While riding a bike is a great way to get from Point A to Point B with a respectable time, to relax and feel the wind move past your face, or to pump up your leg muscles, it can really do a number on the muscles you already have, making you feel sore, stiff, and achy all over. But if you really want to keep riding your bicycle, how can you deal with the soreness that comes with your new hobby? If you're looking for some tips and tricks on how to ease your sore muscles after a round of biking, then here's what you need to know.
Stretch It Out
Stretching is a great way to improve flexibility, yes, but it's also a great way to cut down on the pain that can come from biking. Start with a basic floor stretch, where you sit down, legs out straight in front of you.

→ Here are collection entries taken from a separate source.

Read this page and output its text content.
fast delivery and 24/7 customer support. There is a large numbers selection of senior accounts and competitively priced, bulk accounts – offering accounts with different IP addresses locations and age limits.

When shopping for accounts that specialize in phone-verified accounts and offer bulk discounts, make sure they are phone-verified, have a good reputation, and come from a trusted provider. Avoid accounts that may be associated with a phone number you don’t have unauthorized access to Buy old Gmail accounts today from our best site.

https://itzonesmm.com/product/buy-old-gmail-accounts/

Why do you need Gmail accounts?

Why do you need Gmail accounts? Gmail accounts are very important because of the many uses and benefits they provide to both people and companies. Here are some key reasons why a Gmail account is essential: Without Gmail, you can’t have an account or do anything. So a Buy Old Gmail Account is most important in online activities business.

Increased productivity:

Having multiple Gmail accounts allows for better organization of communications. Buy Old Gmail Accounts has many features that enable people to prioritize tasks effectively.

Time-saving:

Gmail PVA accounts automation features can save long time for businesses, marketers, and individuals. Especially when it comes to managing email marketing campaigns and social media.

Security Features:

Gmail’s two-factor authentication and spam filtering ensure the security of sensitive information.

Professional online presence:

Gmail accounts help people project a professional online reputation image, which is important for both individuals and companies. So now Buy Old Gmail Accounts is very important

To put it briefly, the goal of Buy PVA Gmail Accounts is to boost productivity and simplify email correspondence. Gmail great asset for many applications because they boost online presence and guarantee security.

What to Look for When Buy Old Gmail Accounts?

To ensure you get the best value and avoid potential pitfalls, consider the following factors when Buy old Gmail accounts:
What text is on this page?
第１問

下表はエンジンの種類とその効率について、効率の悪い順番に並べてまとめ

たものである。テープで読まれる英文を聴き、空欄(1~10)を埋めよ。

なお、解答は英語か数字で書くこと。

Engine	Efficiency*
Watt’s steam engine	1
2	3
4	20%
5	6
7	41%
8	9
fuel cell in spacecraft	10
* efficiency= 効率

Take one leg and bend it towards your body so that it's parallel with your torso, then wrap your arms around the shin and lift it up to your chest, rocking it back and forth like it's a child in your arms. Hold it for fifteen to twenty seconds, then repeat on your other leg.
After that, soothe your legs even more by doing the yoga bridge position. Lay down on your back, legs bent and feet flat on the ground. Lift your hips off the ground and slide your hands under your back, lacing your fingers and making a fist. Hold this pose for fifteen to twenty seconds, then relax.
Feed Your Body
Crucial to repair and recovery after biking is to put the proper nutrients into your body that it needs to repair your muscles and build them up stronger than ever. For this, protein is generally the best option; if the thought of grilling up a steak after a long ride in the country sets your stomach on edge, settle for leaner meats like chicken and fish to get your protein fix. Cherry juice is often lauded as the drink of choice for bikers, as it is both an anti-inflammatory (reduces swelling) and an antioxidant (which helps to counter the damaging effects of free radicals to recovery).
Ultimately, your body repairs itself best when it's shut down, so getting plenty of rest the night before and after you bike goes a long way towards helping prevent aches and pains. Ensure that your mattress and pillow are both comfortable and supportive in order to get the most out of your sleep time as possible.